We’ve recently completed a laptop developer build on Windows Server 2008 R2 Release Candidate (Build 7100) with the Hyper-V role. One of the first receipients of this build complained of connectivity problems in Office Communicator once every minute or two. For as-yet undiagnosed reasons we have lengthy sign-in times for Communicator, so this loss of connectivity rendered it completely unusable. This same problem was visible in Outlook, although less disruptive since we use Cached Exchange Mode. Both Exchange and the OCS server are hosted but we also noticed the problem with interrupted file transfers so it clearly wasn’t just an internet connectivity issue. It looked like something to do with the NIC, the cable or a network device.
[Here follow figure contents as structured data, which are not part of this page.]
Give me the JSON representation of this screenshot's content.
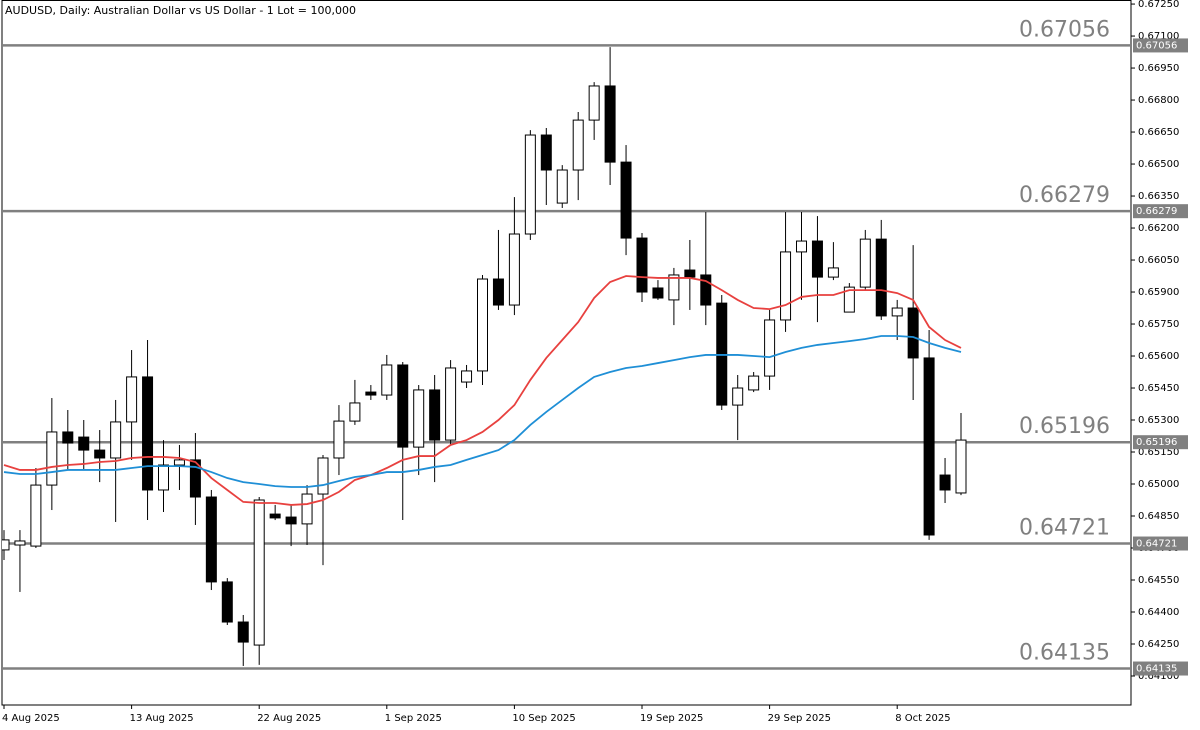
{
  "chart_data": {
    "type": "candlestick",
    "title": "AUDUSD, Daily:  Australian Dollar vs US Dollar - 1 Lot = 100,000",
    "categories": [
      "4 Aug 2025",
      null,
      null,
      null,
      null,
      null,
      null,
      null,
      "13 Aug 2025",
      null,
      null,
      null,
      null,
      null,
      null,
      null,
      "22 Aug 2025",
      null,
      null,
      null,
      null,
      null,
      null,
      null,
      "1 Sep 2025",
      null,
      null,
      null,
      null,
      null,
      null,
      null,
      "10 Sep 2025",
      null,
      null,
      null,
      null,
      null,
      null,
      null,
      "19 Sep 2025",
      null,
      null,
      null,
      null,
      null,
      null,
      null,
      "29 Sep 2025",
      null,
      null,
      null,
      null,
      null,
      null,
      null,
      "8 Oct 2025",
      null,
      null,
      null,
      null
    ],
    "open": [
      0.64691,
      0.64714,
      0.64709,
      0.64995,
      0.65244,
      0.6522,
      0.65159,
      0.65122,
      0.65291,
      0.65502,
      0.64972,
      0.65089,
      0.65113,
      0.64939,
      0.64541,
      0.64353,
      0.64245,
      0.64859,
      0.64845,
      0.64813,
      0.64953,
      0.65122,
      0.65295,
      0.65431,
      0.65417,
      0.65558,
      0.65173,
      0.65441,
      0.65206,
      0.65478,
      0.6553,
      0.65961,
      0.65839,
      0.66172,
      0.66636,
      0.66317,
      0.66472,
      0.66706,
      0.66866,
      0.66509,
      0.66153,
      0.65919,
      0.65863,
      0.66003,
      0.6598,
      0.65848,
      0.6537,
      0.65441,
      0.65506,
      0.65769,
      0.66088,
      0.66139,
      0.6597,
      0.65806,
      0.65923,
      0.66148,
      0.65788,
      0.65825,
      0.65591,
      0.65042,
      0.64958
    ],
    "high": [
      0.64784,
      0.64784,
      0.65075,
      0.65403,
      0.65347,
      0.653,
      0.65253,
      0.65394,
      0.65628,
      0.65675,
      0.65206,
      0.65183,
      0.65239,
      0.64972,
      0.64559,
      0.64386,
      0.64939,
      0.64902,
      0.64902,
      0.64995,
      0.65136,
      0.6537,
      0.65488,
      0.65464,
      0.65605,
      0.65572,
      0.65464,
      0.65511,
      0.65581,
      0.65558,
      0.6598,
      0.66191,
      0.66345,
      0.66659,
      0.66669,
      0.66495,
      0.66744,
      0.66884,
      0.67048,
      0.66589,
      0.66177,
      0.65956,
      0.66013,
      0.66144,
      0.66275,
      0.65886,
      0.65511,
      0.65525,
      0.65816,
      0.66275,
      0.66275,
      0.66256,
      0.66134,
      0.65942,
      0.66191,
      0.66238,
      0.65863,
      0.6612,
      0.65722,
      0.65122,
      0.65333
    ],
    "low": [
      0.64644,
      0.64494,
      0.647,
      0.64878,
      0.65066,
      0.65066,
      0.65009,
      0.64822,
      0.65113,
      0.64831,
      0.64869,
      0.64972,
      0.64808,
      0.64503,
      0.64339,
      0.64147,
      0.64152,
      0.64831,
      0.64709,
      0.64714,
      0.6462,
      0.65042,
      0.65277,
      0.65394,
      0.65394,
      0.64831,
      0.65042,
      0.65009,
      0.65183,
      0.6545,
      0.65464,
      0.65816,
      0.65792,
      0.66144,
      0.66308,
      0.66294,
      0.66331,
      0.66613,
      0.66402,
      0.66073,
      0.65853,
      0.65863,
      0.65745,
      0.65816,
      0.65745,
      0.65347,
      0.65206,
      0.65431,
      0.65441,
      0.65713,
      0.65863,
      0.65759,
      0.65956,
      0.65806,
      0.65909,
      0.65769,
      0.65675,
      0.65394,
      0.64738,
      0.64911,
      0.64948
    ],
    "close": [
      0.64738,
      0.64733,
      0.64995,
      0.65244,
      0.65192,
      0.65159,
      0.65122,
      0.65291,
      0.65502,
      0.64972,
      0.65089,
      0.65113,
      0.64939,
      0.64541,
      0.64353,
      0.64259,
      0.64925,
      0.64841,
      0.64813,
      0.64953,
      0.65122,
      0.65295,
      0.6538,
      0.65417,
      0.65558,
      0.65173,
      0.65441,
      0.65206,
      0.65544,
      0.6553,
      0.65961,
      0.65839,
      0.66172,
      0.66636,
      0.66472,
      0.66472,
      0.66706,
      0.66866,
      0.66509,
      0.66153,
      0.659,
      0.65872,
      0.6598,
      0.6597,
      0.65839,
      0.6537,
      0.6545,
      0.65506,
      0.65769,
      0.66088,
      0.66139,
      0.6597,
      0.66013,
      0.65923,
      0.66148,
      0.65788,
      0.65825,
      0.65591,
      0.64761,
      0.64972,
      0.65206
    ],
    "bull_color": "#ffffff",
    "bear_color": "#000000",
    "lines": [
      {
        "color": "#e8413f",
        "values": [
          0.65089,
          0.65066,
          0.65066,
          0.6508,
          0.65089,
          0.65094,
          0.65103,
          0.65108,
          0.65122,
          0.65127,
          0.65127,
          0.65122,
          0.65103,
          0.65028,
          0.64972,
          0.64916,
          0.64911,
          0.64911,
          0.64902,
          0.64906,
          0.64925,
          0.64963,
          0.65019,
          0.65042,
          0.65075,
          0.65113,
          0.65131,
          0.65131,
          0.65183,
          0.65206,
          0.65244,
          0.653,
          0.6537,
          0.65488,
          0.65591,
          0.65675,
          0.65759,
          0.65872,
          0.65947,
          0.65975,
          0.6597,
          0.65966,
          0.65966,
          0.65966,
          0.65952,
          0.65909,
          0.65863,
          0.65825,
          0.6582,
          0.65839,
          0.65877,
          0.65886,
          0.65886,
          0.65909,
          0.65909,
          0.65909,
          0.65895,
          0.65863,
          0.65736,
          0.65675,
          0.65638
        ]
      },
      {
        "color": "#1f8fd6",
        "values": [
          0.65056,
          0.65047,
          0.65047,
          0.65056,
          0.65066,
          0.65066,
          0.65066,
          0.65066,
          0.65075,
          0.65084,
          0.65084,
          0.65084,
          0.6508,
          0.65056,
          0.65028,
          0.65009,
          0.65,
          0.6499,
          0.64986,
          0.64986,
          0.64995,
          0.65014,
          0.65033,
          0.65042,
          0.65056,
          0.65056,
          0.65066,
          0.6508,
          0.65089,
          0.65113,
          0.65136,
          0.65159,
          0.65206,
          0.65277,
          0.65338,
          0.65394,
          0.6545,
          0.65502,
          0.65525,
          0.65544,
          0.65553,
          0.65567,
          0.65581,
          0.65595,
          0.65605,
          0.65605,
          0.65605,
          0.656,
          0.65595,
          0.65619,
          0.65638,
          0.65652,
          0.65661,
          0.6567,
          0.6568,
          0.65694,
          0.65694,
          0.65689,
          0.65661,
          0.65638,
          0.65619
        ]
      }
    ],
    "levels": [
      0.67056,
      0.66279,
      0.65196,
      0.64721,
      0.64135
    ],
    "level_color": "#808080",
    "ylim": [
      0.63964,
      0.67269
    ],
    "yticks": [
      {
        "value": 0.6725,
        "label": "0.67250"
      },
      {
        "value": 0.671,
        "label": "0.67100"
      },
      {
        "value": 0.6695,
        "label": "0.66950"
      },
      {
        "value": 0.668,
        "label": "0.66800"
      },
      {
        "value": 0.6665,
        "label": "0.66650"
      },
      {
        "value": 0.665,
        "label": "0.66500"
      },
      {
        "value": 0.6635,
        "label": "0.66350"
      },
      {
        "value": 0.662,
        "label": "0.66200"
      },
      {
        "value": 0.6605,
        "label": "0.66050"
      },
      {
        "value": 0.659,
        "label": "0.65900"
      },
      {
        "value": 0.6575,
        "label": "0.65750"
      },
      {
        "value": 0.656,
        "label": "0.65600"
      },
      {
        "value": 0.6545,
        "label": "0.65450"
      },
      {
        "value": 0.653,
        "label": "0.65300"
      },
      {
        "value": 0.6515,
        "label": "0.65150"
      },
      {
        "value": 0.65,
        "label": "0.65000"
      },
      {
        "value": 0.6485,
        "label": "0.64850"
      },
      {
        "value": 0.647,
        "label": "0.64700"
      },
      {
        "value": 0.6455,
        "label": "0.64550"
      },
      {
        "value": 0.644,
        "label": "0.64400"
      },
      {
        "value": 0.6425,
        "label": "0.64250"
      },
      {
        "value": 0.641,
        "label": "0.64100"
      }
    ]
  }
}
The network trouble was accompanied by a series of System log event errors from MVSMP:
Port ‘SWITCHPORT-SM-F277C685-E5F8-490D-8CD1-913B854FABD2-0-1′ was prevented from using MAC address ‘00-15-C5-7E-EB-39′ because it is pinned to port ‘SWITCHPORT-SM-F277C6′.The only coverage I could find on similar topics suggested it might be a MAC conflict or a problem with the physical switch at the end of the wire.
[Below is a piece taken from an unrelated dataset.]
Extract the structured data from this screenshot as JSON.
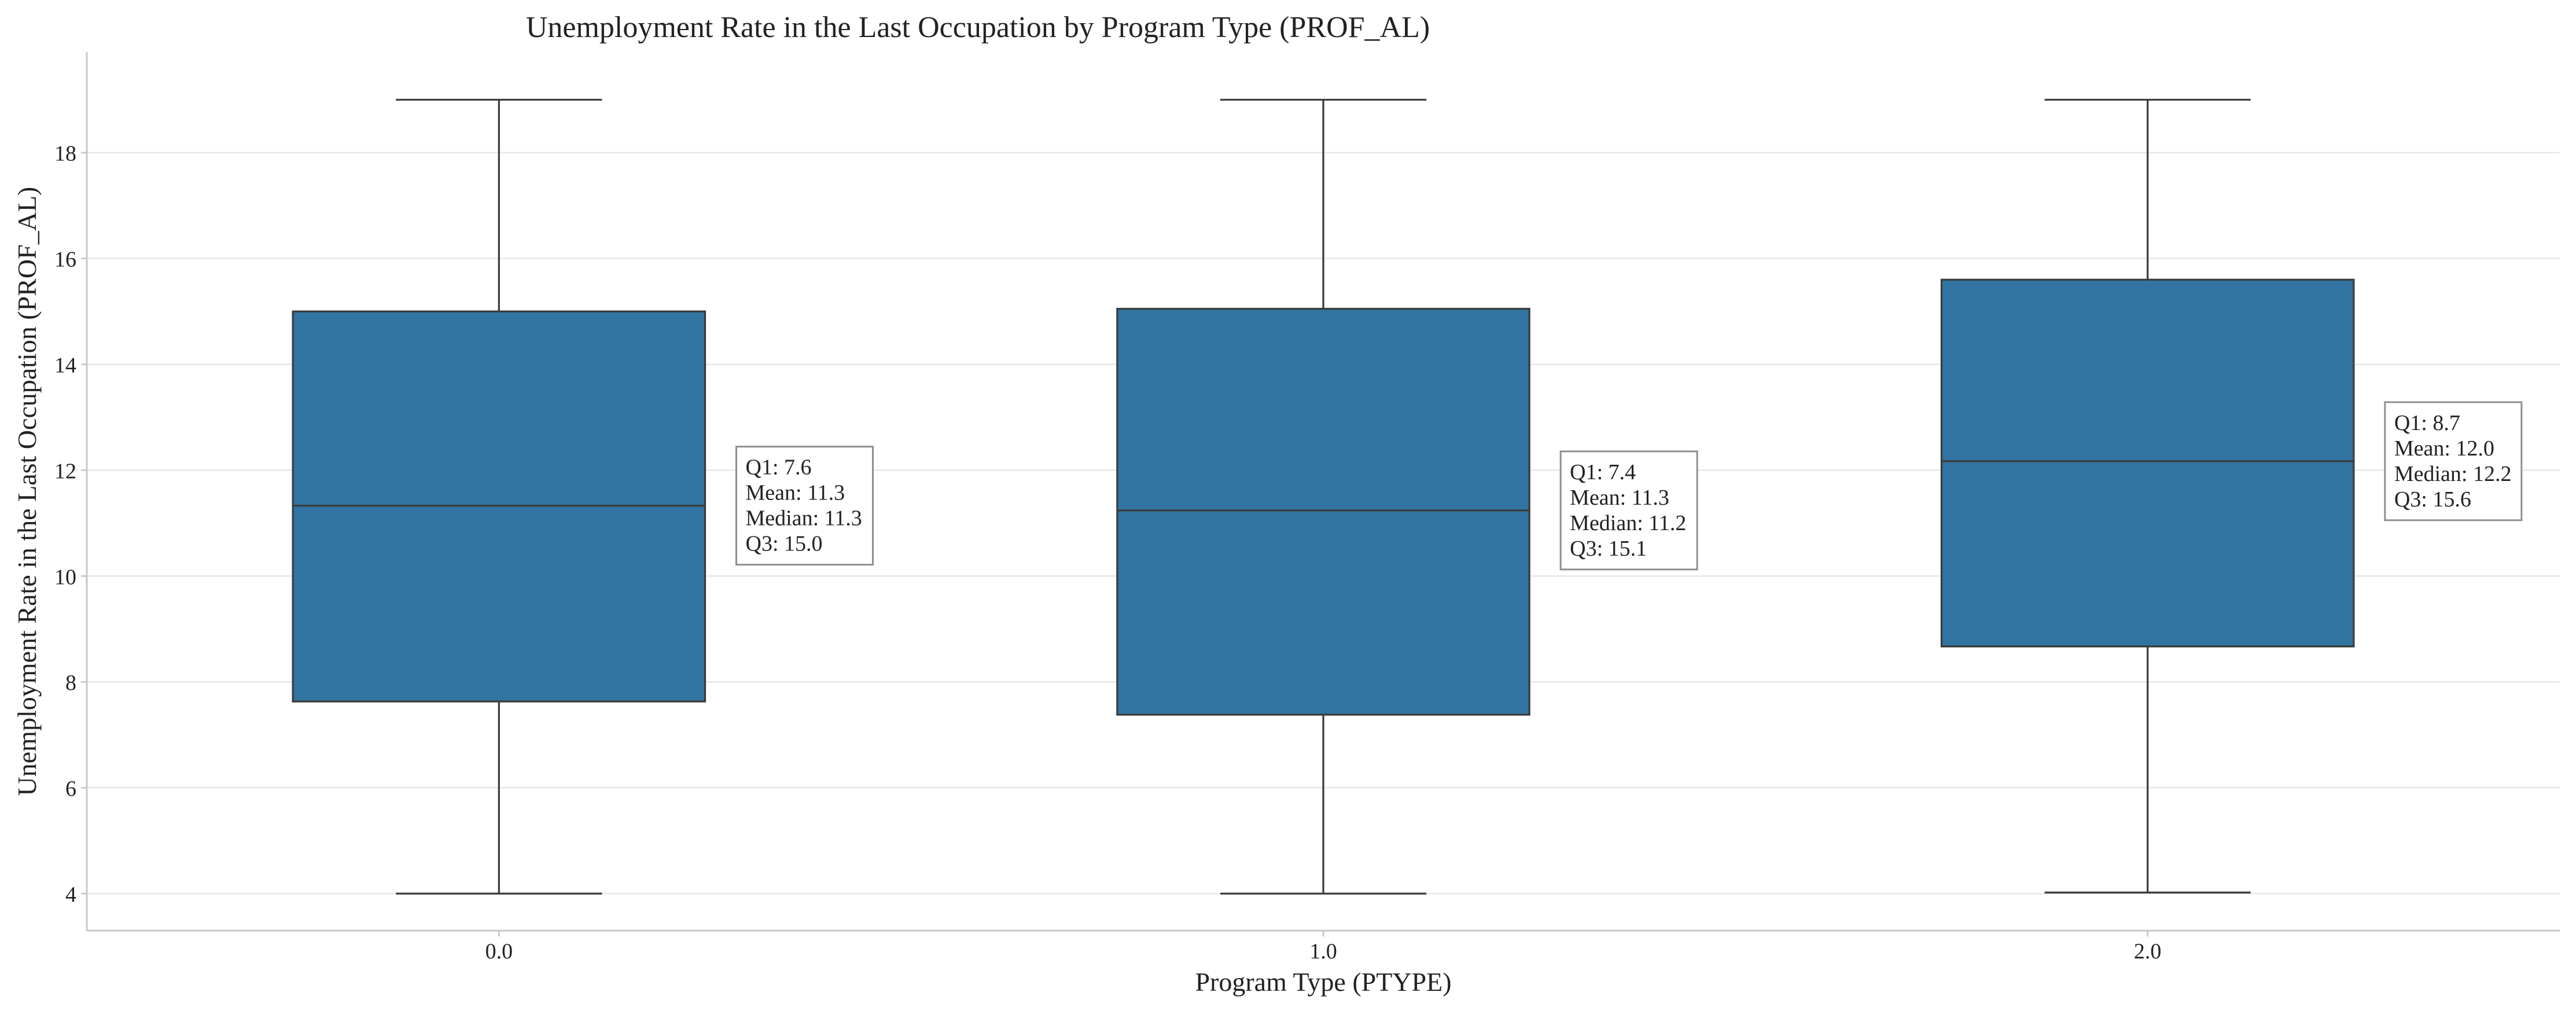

- Disable the ICS connection in any running guest VMs
- Disable ICS in the host
- Delete the external network in Hyper-V Manager
- Uninstall the host’s physical NIC in Device Manager
- Scan for new devices
- Add a new External Network using the newly reinstalled device, called Hyper-V External Network in Virtual Network Manager
- Rename the Local Area Connection in the host to Virtual Network Switch
- Rename the new Local Area Connection for the host’s external network connection to Host External Network Connection
- Share ICS from the Host External Network Connection to the Host ICS Network Connection
- Re-enable the ICS adapter in the running guest VMs
- Confirm that the System event log errors are resolved and that the connection appears to be stable
This has only happened two or three times in a number of deployments of this build. If it arises consistently it will be worth tracking MAC address allocation throughout this process, as the host external connection will change from the old conflicting MAC to the physical MAC when the adapter is reinstalled to a new MAC when the NIC is given to Hyper-V again. One assumes that if a new MAC is not generated the problem will persist, based on that error message.